Equine dentistry - clinical and managerial aspirations
Despite the discouragement of careers advisers, at the age of 13 –having an affinity for animals and a passion for science – I realised I could pursue a career in veterinary medicine.
I was fortunate enough to be able to go to my local vet practice at weekends to observe small animal consultations and large animal visits. I did this for five years – every weekend and weekdays in the holidays – until I finished school. As a vet student I returned to this practice for extramural studies (EMS) on several occasions. It really opened my eyes to veterinary medicine and how to be part of a team. Going to the practice on the day I’d been accepted into vet school was a fantastic feeling.
In September 2007 I started at Liverpool vet school and, in what seemed the blink of an eye, I graduated in 2012.
A growing interest in veterinary medicine
My time at university and on EMS placements had shown me that my interests were in farm and equine practice. Not coming from a ‘horsey’ background at all, I was surprised by my growing interest in equine medicine and some of my fondest vet school memories are of the time I spent in the Philip Leverhulme Equine Hospital at Leahurst.
When starting out in practice, my goal was to work hard, find a niche for myself and make myself indispensable. One thing I did know was that ultimately I would like to own my own practice if possible.
My first job was in practice on the Staffordshire/Shropshire border. It was great fun and being in a dairy cattle area gave me plenty of large animal surgery to hone my skills, as well as a sizeable population of horses, which fulfilled my medical aspirations.
As is often the way, TB testing killed my passion for farm practice so I concentrated my efforts in the equine field. I embarked on the RCVS certificate in advanced veterinary practice with the aim of achieving a certificate in equine medicine.
Business aspect of equine practice
I was fortunate to be given exposure to the business aspect of equine practice, which interested me greatly and added another level to the job. However, after three years, I wanted to progress further with horses and also wanted to become a director in the business. I searched for a practice that was early in its development, somewhere I could become a fundamental part of the team and, most importantly, one that I wanted to be a part of. I moved to a purely equine practice in Buckinghamshire.
"As a director, my aspirations are to continue to grow our business and provide a fun and supportive environment for my employees"
Two-and-a-half years after starting the certificate I completed the synoptic exam and was awarded CertAVP (EM). Being a glutton for punishment, I went on and completed a second certificate in equine dentistry, adding CertAVP (ED) to my credentials in 2018. In late 2017, I was invited to acquire a share of the business. I completed the acquisition in April 2018 and become an equal equity shareholder and director.
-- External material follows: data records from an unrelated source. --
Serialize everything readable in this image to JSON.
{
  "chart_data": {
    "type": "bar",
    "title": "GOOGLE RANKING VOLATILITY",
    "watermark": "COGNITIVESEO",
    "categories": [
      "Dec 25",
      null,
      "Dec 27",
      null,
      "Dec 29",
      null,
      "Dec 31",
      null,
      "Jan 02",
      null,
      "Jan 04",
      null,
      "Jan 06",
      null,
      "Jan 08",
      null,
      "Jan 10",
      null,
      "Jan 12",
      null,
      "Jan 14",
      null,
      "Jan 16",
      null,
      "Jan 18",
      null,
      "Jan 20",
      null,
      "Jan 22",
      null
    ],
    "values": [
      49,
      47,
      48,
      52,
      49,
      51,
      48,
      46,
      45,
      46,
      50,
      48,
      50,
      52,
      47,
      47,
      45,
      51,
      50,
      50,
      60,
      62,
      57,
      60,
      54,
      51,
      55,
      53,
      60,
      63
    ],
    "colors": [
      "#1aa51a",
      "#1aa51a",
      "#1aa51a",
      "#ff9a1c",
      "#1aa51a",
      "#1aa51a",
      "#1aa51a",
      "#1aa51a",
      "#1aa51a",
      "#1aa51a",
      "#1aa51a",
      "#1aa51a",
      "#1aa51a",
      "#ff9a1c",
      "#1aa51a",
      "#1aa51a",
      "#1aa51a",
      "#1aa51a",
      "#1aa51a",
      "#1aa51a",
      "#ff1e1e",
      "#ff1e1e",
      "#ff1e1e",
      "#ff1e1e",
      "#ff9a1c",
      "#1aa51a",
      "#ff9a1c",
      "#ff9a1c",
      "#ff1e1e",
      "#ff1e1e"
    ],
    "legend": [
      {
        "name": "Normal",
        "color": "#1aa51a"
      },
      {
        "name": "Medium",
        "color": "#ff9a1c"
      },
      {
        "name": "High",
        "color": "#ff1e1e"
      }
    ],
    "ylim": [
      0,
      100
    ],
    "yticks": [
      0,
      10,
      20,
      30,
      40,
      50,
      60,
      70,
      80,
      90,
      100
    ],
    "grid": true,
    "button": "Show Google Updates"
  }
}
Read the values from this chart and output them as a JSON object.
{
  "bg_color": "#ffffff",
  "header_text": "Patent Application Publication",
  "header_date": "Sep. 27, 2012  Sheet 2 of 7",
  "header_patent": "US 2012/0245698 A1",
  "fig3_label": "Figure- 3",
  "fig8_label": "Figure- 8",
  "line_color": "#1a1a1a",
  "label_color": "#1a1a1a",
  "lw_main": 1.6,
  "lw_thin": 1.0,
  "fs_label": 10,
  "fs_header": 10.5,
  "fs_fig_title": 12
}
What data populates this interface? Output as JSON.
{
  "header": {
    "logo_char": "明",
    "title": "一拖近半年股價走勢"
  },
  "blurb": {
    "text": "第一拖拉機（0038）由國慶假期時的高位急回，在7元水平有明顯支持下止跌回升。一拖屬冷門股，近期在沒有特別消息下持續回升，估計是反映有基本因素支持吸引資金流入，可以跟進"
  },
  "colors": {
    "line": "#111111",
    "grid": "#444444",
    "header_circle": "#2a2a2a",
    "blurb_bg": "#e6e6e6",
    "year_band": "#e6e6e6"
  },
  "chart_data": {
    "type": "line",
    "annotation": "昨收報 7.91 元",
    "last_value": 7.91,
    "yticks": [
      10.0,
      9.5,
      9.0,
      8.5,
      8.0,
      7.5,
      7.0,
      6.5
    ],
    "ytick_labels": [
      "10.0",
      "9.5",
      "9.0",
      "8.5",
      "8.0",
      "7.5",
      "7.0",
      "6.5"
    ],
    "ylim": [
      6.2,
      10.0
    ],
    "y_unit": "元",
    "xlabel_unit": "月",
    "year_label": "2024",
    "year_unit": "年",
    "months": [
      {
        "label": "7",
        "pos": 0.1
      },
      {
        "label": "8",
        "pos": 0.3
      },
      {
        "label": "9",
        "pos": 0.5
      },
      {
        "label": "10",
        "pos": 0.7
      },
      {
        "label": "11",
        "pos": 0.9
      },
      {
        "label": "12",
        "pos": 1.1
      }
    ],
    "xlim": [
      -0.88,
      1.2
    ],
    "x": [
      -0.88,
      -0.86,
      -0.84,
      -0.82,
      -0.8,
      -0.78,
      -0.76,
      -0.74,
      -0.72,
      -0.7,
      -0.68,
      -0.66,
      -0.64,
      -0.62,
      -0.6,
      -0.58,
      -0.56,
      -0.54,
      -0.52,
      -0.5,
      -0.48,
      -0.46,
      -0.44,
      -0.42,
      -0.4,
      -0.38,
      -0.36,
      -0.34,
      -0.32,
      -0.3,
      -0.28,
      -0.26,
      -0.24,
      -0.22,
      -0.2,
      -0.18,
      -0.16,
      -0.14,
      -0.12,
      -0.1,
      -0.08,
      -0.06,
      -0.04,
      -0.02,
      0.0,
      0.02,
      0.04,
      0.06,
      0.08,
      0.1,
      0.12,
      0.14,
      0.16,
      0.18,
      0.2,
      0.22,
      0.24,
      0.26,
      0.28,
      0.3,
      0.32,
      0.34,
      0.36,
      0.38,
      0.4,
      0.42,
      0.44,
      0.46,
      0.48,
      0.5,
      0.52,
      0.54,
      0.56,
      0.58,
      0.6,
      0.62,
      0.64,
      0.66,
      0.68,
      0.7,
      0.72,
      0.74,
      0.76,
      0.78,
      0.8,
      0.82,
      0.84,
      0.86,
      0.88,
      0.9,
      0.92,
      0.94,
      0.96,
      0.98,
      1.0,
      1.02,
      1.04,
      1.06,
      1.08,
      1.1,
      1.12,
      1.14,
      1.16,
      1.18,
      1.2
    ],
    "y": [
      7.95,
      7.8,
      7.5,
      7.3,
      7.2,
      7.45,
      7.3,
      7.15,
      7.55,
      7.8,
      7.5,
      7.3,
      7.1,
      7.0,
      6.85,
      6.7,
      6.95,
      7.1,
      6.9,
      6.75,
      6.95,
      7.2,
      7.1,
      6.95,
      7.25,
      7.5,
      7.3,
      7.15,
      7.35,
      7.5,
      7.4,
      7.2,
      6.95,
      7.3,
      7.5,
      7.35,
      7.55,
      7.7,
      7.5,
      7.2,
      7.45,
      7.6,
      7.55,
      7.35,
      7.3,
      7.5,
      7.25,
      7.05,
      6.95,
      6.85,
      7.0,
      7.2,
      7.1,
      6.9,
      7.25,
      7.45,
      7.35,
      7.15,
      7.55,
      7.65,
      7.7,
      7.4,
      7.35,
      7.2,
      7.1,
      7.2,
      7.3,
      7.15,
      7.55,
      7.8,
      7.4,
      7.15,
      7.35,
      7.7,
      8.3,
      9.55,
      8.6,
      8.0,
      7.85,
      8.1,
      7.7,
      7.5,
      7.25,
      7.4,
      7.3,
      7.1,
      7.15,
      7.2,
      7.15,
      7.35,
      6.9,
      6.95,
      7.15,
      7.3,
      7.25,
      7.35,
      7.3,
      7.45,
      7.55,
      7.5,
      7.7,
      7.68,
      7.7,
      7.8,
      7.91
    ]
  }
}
Achieving work-life balance
Achieving a good work-life balance hasn’t been easy and, certainly when I was studying for the certificates, it definitely swayed in the favour of work. A Friday night trip to the pub and exercise kept me sane(ish) during this period. Having a family with a young child certainly gives you a reality check and helps equal the balance. Thankfully, I rarely miss bath and bed times.
Clinical and managerial hats
There are two aspects to my job, clinical and managerial. Both can be rewarding and challenging. I am happy I have continued my postgraduate education (I found it incredibly rewarding) and I am very happy to be a business owner.
I can’t pretend my career as a vet has been a bed of roses. There have been many times when I have been ready to throw in the towel, but with the support of my family, friends and colleagues, I persevered.
To be honest, there were aspects of being a vet that came as a surprise to me. Perhaps I was naive. Managing clients and their expectations was an eye opener. The phrase ‘sometimes you are treating the owner rather than the animal’ has rung true on more than one occasion.
As a director, my aspirations are to continue to grow our business and provide a fun and supportive environment for my employees.
When I became a director, I was keen to ensure that I could continue to follow my clinical aspirations. Thankfully I have the full support of my fellow directors in accomplishing this.
As a clinician, I want to continue my education in equine dentistry. I aim to begin a practice-based alternate track residency in equine dentistry in the near future. I will then be eligible to sit the European Veterinary Dental College exams, gain a diploma in equine dentistry and become a recognised specialist in the field.